Никто, кроме Вождя, не имел постоянной должности (или адреса). Партийные функционеры переводились с места на место в рамках теории, согласно которой любой аптекарь, даже «малоопытный», может управлять государством. Бывший пастух Василий Орехов, который в 1908 году «надел Куделькину на голову чашку со щами и обварил всю голову», воевал на Дону, где получил «сразу семь ран, три из коих тяжелы», и стал сначала членом коллегии ревтрибунала, а потом помощником прокурора Московской губернии. Донбасский шахтер Роман Терехов, начавший вооруженную борьбу с попытки убить цехового механика, организовывал большевистские ячейки в тылу белых, служил агитатором в Красной армии и сменил несколько партийных должностей в родной Юзовке, пока не стал секретарем ЦКК Компартии Украины. Ивановский ситцепечатник Павел Постышев остался в Сибири после Февральской революции, стал одним из главных красных командиров на Дальнем Востоке и, прослужив несколько лет в Киевском губкоме, получил должность секретаря ЦК Компартии Украины. «Политически недостаточно развитый» пекарь Борис Иванов национализировал по заданию Свердлова мукомольную промышленность, поработал «как огитатор на параходе ВЦИК «Красной звезде» на Астраханских рыбных промыслах», был избран депутатом Моссовета в 1919 году и провел большую часть 1920-х годов на руководящих должностях в профсоюзе пищевиков. Бывший зубной врач и верховный цареубийца Филипп Голощекин служил начальником Главруды, председателем костромского и самарского губисполкомов и, с 1924 года, секретарем Крайкома Казахстана. Бывший рабочий Семен Канатчиков (они с Ивановым вместе работали пропагандистами в петербургской «женской взаимопомощи» в 1908 году, вскоре после отъезда Канатчикова из Болота) служил на партийных постах в Сибири, Казани и на Урале, после чего был направлен на «культурный фронт» и стал одним из основателей Коммунистического университета им. Свердлова в Москве, ректором Коммунистического университета им. Зиновьева в Петрограде, заведующим отделом печати ЦК, корреспондентом ТАСС в Праге, а после 1928-го – членом редколлегий нескольких журналов и издательств[419].
Главным соперником Канатчикова на литературном фронте был бывший семинарист Александр Воронский, которого перевели из Одессы в Иваново на работу секретарем горкома и главным редактором газеты «Рабочий путь», оттуда в Харьков заведующим политотделом Донецкой железной дороги, а в феврале 1921 года – в Москву, где Крупская поставила его во главе редакционно-издательского подотдела Главполитпросвета. Спустя несколько недель он стал заведующим отделом современной литературы Госиздата, главным редактором литературного журнала «Красная новь» и верховным судьей, пропагандистом и идеологом новой советской литературы[420].

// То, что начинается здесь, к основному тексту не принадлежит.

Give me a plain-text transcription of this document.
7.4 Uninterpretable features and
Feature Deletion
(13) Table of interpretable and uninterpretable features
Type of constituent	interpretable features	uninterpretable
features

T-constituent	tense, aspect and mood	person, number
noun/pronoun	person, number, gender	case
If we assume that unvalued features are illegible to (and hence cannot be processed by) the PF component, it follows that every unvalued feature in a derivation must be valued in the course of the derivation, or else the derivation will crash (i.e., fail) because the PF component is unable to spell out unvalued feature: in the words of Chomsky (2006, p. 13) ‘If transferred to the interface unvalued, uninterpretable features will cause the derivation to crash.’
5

Одним из литературных протеже Воронского был Александр Аросев, «мемуарист внутрипартийных душевных состояний», а также помощник командующего Московским военным округом, комиссар штаба 10-й армии, председатель верховного революционного трибунала Украины, заместитель директора Института Ленина в Москве, секретарь советских полпредств в Латвии, Франции и Швеции и, наконец, полпред в Литве и Чехословакии. Бывший командир Аросева, Аркадий Розенгольц, переходил с должности на должность с такой же легкостью, с какой в октябре 1917-го «проникал из комнаты в комнату, будто сквозь стены»: член Реввоенсовета Республики, начальник Главного политуправления на железных дорогах (когда он и отправил Воронского в Харьков), член коллегии наркомата финансов РСФСР, комиссар Главного управления ВВС РККА, полпред в Великобритании и нарком внешней торговли. Другой участник московского восстания, Осип Пятницкий, перешел из бюро МК на должность главы профсоюза железнодорожников, а в 1921 году стал членом Исполкома Коминтерна и одним из руководителей международного коммунистического движения. Командир штурма Зимнего, бывший семинарист Николай Подвойский, стал председателем Высшей военной инспекции РККА и собирался сделаться «железной рукой революции во всем мире», но Ленин остался недоволен его работой на посту наркома военных и морских дел Украины и отправил его в Спортинтерн и Высший совет физической культуры[421].